Prozess um "Mord ohne Leiche" - Befangenheitsantrag gegen Hanauer Richter
Eine Leiche ist bis heute nicht gefunden worden - trotzdem steht jetzt ein 58-Jähriger wegen Mordes vor dem Hanauer Landgericht. Der Prozess ist jetzt am Dienstag mit einem Befangenheitsantrag gegen das Gericht gestartet.
Er soll den Vermieter seiner Autowerkstatt in Hammersbach heimtückisch umgebracht haben, weil er mit der Miete im Rückstand war. Das sagt ein Sprecher der Hanauer Staatsanwaltschaft unserem Reporter.
"Zu lange Verfahrensdauer"
Einer der Verteidiger des Angeklagten monierte jetzt aber die zu lange Verfahrensdauer gegen seinen Mandanten: Im bisherigen Verfahren seien die Verhandlungstermine zu weit auseinandergezogen und die wöchentliche durchschnittliche Verhandlungsdauer gering gewesen. Damit sei gegen den verfassungsrechtlich gebotenen Beschleunigungsgrundsatz verstoßen worden. Ein weiterhin gegen seinen Mandanten bestehender Untersuchungshaftbefehl sei nicht verhältnismäßig, so der Anwalt.
Blutspuren in der Werkstatt
Vor gut zwei Jahren wurde ein 79-Jähriger vermisst gemeldet. Die Polizei fand kurz darauf seinen Wagen in Maintal - in der Nähe lag sein blutverschmiertes Handy, aber keine Leiche. Auch in der Werkstatt des Angeklagten in Hammersbach im Main-Kinzig-Kreis fanden Ermittler Blutspuren.
Prozess nach Abbruch jetzt neu gestartet
Deshalb geht die Staatsanwaltschaft davon aus, dass der 58-Jährige seinen Vermieter dort getötet und die Leiche dann entsorgt hat. Der Prozess musste im Februar abgebrochen werden, weil ein Schöffe dauerhaft krank ist. Er beginnt jetzt mit neuem Schöffen mal von vorne.

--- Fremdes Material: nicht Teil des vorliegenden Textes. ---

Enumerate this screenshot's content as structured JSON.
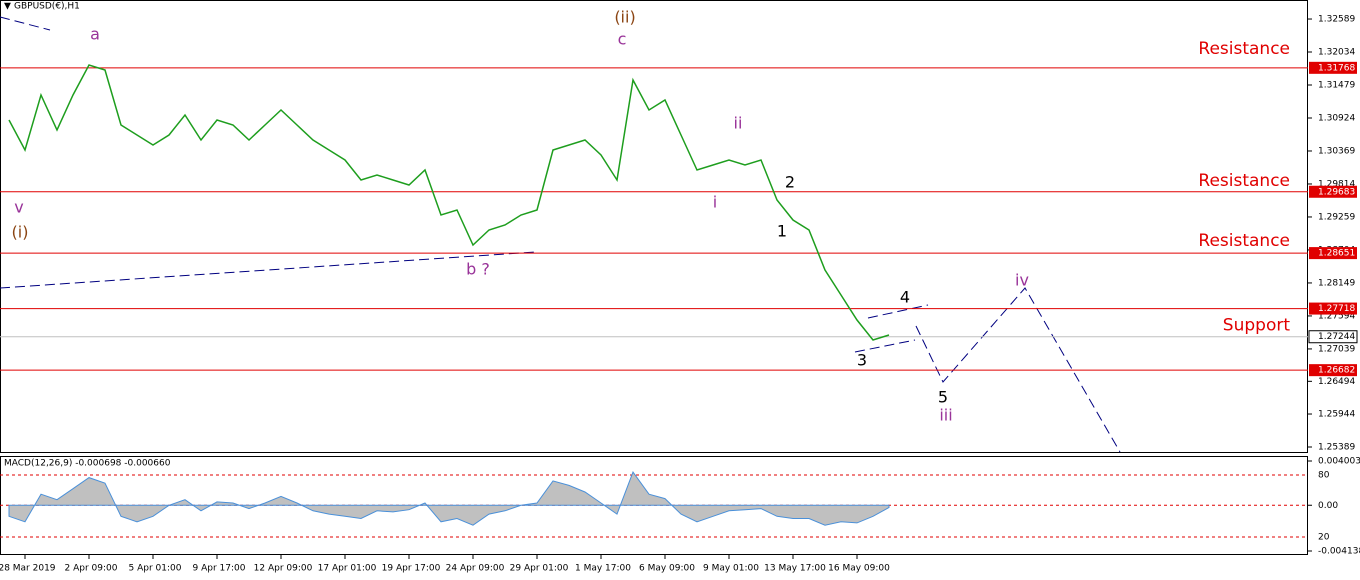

Streit wegen Miete als Tatmotiv
Hintergrund für die Tat sollen nach Überzeugung der Staatsanwaltschaft Auseinandersetzungen und Rechtsstreitigkeiten aus dem Mietverhältnis gewesen sein. Der 59-Jährige habe das Opfer in einen für Kunden uneinsehbaren Stromverteiler-Raum gelockt und ihn dort von hinten auf nicht genau bekannte Weise umgebracht. In zwei Fällen wird dem Mann zudem vorgeworfen, unerlaubt diverse Waffen und Gegenstände besessen zu haben.
Auszubildender sagte als Zeuge aus
Der Angeklagte, der nach einer Untersuchungshaft unter Auflagen auf freien Fuß gekommen war, machte zum Prozessauftakt keine Angaben. Als Zeuge wurde ein früherer Auszubildender befragt, der den Angeklagten als strengen Chef schilderte, der auch mal "angepisst" sein konnte - "je nachdem, wie es mit den Kunden lief". Ob es Streitigkeiten mit dem Opfer gab, wisse er aber nicht.
Entscheidung über Befangenheitsantrag folgt noch
Für den Prozess sind mehr als 30 weitere Verhandlungstermine bis in den August hinein angesetzt. Eine Entscheidung über den Befangenheitsantrag wird erst bei einem der kommenden Sitzungstage fallen. Staatsanwältin Lisa Pohlmann zeigte sich verwundert darüber, dass die Verteidigung "das Terminierungsverhalten einer nicht mehr zuständigen Kammer" als Grund für einen Befangenheitsantrag gegen die jetzige Kammer nutze.